IbrahimElzahaby/Statistics_for_Data_Scientists_-SDS-

Repository files navigation

Statistics_for_Data_Scientists (SDS) course assignments

The repository contains five tasks according to the following structure:

1- Logistic regression.

Assignment 1 was about fitting a logistic regression for the following:

- The effect of the ozone and cultivar on the infection

# Logistic regression model formulation:
p(x) = 1/(1+exp(beta0 + beta1*ozone + beta2*cultivar + beta3(cultivar*ozone)))

- The interaction between ozone and cultivar by comparing a full and reduced model

# Full model:
lgF <- glm(cbind(Infected, 1-Infected)~cultivar+ ozone+ cultivar:ozone, data = data, binomial)

# Reduced model:
lgR <- glm(cbind(Infected, 1-Infected)~cultivar+ ozone, data = data, binomial)

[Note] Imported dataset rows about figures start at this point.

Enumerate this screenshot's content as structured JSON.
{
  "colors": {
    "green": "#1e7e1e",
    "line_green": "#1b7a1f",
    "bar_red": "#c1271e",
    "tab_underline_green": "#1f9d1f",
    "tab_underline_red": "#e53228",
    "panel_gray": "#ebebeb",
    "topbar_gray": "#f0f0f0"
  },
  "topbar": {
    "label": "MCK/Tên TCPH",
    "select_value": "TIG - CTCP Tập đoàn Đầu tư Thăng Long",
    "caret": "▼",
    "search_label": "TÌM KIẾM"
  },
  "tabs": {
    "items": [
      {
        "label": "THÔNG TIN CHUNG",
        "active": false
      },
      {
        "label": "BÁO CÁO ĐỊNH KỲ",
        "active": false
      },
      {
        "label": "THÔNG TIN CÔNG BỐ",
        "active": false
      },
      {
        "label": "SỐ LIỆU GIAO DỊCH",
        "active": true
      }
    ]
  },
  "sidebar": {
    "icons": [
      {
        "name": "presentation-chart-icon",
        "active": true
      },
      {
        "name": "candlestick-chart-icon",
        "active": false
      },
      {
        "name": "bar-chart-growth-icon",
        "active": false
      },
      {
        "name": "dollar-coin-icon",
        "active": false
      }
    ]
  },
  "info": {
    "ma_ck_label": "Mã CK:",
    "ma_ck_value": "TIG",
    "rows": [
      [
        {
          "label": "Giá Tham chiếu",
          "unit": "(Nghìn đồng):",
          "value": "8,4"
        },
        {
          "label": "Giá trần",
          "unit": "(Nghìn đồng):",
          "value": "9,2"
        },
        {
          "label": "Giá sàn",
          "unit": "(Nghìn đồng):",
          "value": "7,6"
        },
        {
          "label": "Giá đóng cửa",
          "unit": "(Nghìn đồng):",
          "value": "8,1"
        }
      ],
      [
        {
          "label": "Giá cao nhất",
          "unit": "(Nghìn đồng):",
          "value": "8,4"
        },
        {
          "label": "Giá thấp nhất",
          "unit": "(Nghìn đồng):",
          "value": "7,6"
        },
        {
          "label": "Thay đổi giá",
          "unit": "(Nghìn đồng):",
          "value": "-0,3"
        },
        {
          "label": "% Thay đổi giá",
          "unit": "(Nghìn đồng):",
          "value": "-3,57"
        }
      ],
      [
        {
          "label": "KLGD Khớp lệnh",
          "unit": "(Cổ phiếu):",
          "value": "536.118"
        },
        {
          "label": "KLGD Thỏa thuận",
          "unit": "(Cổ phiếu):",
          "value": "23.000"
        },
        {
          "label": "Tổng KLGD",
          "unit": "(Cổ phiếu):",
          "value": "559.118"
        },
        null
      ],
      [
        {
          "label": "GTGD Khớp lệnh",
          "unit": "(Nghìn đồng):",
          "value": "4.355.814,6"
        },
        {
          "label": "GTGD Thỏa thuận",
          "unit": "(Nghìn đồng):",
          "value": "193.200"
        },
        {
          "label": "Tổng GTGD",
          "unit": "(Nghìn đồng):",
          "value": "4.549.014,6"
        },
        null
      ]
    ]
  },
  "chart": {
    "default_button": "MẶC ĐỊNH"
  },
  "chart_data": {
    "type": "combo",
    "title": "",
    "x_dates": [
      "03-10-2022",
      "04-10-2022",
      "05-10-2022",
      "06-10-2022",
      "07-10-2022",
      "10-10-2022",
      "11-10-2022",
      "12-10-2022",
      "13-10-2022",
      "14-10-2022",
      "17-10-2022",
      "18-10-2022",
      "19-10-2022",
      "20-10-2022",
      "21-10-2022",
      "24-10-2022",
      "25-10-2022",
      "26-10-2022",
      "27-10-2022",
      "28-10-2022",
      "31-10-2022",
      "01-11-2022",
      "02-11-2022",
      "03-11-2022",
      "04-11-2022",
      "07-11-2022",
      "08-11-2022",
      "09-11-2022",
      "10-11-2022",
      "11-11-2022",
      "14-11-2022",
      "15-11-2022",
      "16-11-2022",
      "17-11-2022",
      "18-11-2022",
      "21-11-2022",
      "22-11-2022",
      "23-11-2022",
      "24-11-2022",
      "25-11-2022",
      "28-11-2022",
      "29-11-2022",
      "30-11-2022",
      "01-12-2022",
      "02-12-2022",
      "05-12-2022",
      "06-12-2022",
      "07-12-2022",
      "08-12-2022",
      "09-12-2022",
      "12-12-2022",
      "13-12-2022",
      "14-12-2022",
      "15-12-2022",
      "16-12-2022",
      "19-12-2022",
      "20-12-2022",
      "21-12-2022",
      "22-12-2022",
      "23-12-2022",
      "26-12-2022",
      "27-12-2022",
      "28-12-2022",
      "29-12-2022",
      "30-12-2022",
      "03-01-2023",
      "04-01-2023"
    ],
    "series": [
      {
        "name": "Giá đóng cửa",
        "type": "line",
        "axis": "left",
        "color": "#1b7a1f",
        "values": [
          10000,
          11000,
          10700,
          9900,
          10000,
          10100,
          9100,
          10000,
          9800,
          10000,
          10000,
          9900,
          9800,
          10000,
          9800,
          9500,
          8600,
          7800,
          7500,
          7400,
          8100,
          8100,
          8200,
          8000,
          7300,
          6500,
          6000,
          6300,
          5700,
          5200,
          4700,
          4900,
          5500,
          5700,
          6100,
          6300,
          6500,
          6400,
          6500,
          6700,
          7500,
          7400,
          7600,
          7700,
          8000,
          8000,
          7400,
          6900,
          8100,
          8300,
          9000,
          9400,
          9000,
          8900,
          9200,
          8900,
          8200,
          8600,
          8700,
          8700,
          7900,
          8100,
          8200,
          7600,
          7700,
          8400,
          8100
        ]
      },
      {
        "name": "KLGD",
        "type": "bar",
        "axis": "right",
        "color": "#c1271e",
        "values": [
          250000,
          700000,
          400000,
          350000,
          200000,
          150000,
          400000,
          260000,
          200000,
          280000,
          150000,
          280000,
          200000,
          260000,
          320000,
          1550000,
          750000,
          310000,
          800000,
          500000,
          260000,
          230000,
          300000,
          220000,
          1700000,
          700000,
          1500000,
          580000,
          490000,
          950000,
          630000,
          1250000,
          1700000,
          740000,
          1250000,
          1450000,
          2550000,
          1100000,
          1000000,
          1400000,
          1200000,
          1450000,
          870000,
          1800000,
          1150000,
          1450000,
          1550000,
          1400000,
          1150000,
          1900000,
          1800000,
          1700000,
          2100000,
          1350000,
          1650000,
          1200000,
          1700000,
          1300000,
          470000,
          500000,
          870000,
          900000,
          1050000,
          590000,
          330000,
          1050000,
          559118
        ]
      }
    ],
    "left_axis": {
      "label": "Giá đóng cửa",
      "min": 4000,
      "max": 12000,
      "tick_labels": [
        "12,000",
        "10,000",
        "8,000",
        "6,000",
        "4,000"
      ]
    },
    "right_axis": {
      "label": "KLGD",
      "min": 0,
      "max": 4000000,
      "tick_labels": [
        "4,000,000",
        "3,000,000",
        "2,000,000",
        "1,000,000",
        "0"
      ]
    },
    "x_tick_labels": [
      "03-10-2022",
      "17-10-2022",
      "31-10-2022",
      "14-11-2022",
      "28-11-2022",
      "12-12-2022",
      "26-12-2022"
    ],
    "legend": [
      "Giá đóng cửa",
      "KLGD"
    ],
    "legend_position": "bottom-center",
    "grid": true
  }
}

A brief explanation of the data:

Botrytis cinerea is a pathogen that can infect beans (Phaseolus vulgarus). One expects that the damage is more severe in plants that are weakened due to ozone gas. To investigate this, 20 days old plants of 3 cultivars (Strat, Pros, and Lit) are taken and given an ozone treatment with concentrations 0, 120, 180, or 270 ppm. For each concentration, 30 plants of each cultivar were used. Subsequently, each plant was inoculated with botrytis and after a few days, it was observed if a plant was infected or not. The data can be found in the file botrytis.csv.

2- Regularized regression.

The goal of Assignment 2 is to predict ash content from spectra by creating a model with a good fit using cross-validation, regularized regression, and lasso regression techniques.

A brief explanation of the dataset:

The dataset in this exercise consists of ash content (in percentages) and fluorescence spectra from 324.5 to 560.0 nm of 265 samples of sugar. The Ash content of refined granulated sugar must not exceed 0.015% by most standards. Ash content can be reduced by maintaining proper filtration, sufficient washing during centrifugation of the sugar, and proper handling of the sugar during drying and screening. The data are in the file SugarData.Rdata.

3- Linear mixed models.

In Assignment 3, we explored mixed models through using ANOVA and REML.

A brief explanation of the experiment:

experiment to investigate the influence of two levels of feed ratio on the growth of
animals. It is also investigated whether the feed ratio has a similar effect for males and females. In setting the experiment, 24 animals were selected from 12 representative litters. Pairs of 6 males and 6 females were randomly selected from the representatives and two feed ration levels are randomly assigned to the pairs making the design a split plot. The growth per animal over a fixed period of time is predicted using the feed ratio and sex level variables. Since the representatives are from the same parent, this introduces dependence in the paired variable and thus the choice for mixed models. Summary of data shows the mean growth of animal is 31.45.

4- General additive models (GAMs).

Assignment4 focused on applying generalized additive models (GAMs) for predicting grain number in a specific maize hybrid. Our analysis focused on a single maize hybrid grown in 25 different environments(observations) under 14 different environmental characterizations(variables).

5- Trre-based methods.

In Assignment 5, we predicted patients with the liver disease either positive or negative using tree-based methods such as Random Forest, Bagging, and Boosting algorithms with different settings and hyperparameters to investigate the different accuracy in each model, Also, the specificity and sensitivity to measure the performance of all classification models. Moreover, logistic regression was used to predict positive cases of liver disease, and the comparison was applied with the tree-based methods. The provided datasets contain 400 patient profiles which include the gender, age, and other eight enzyme ratios (10 observations in total).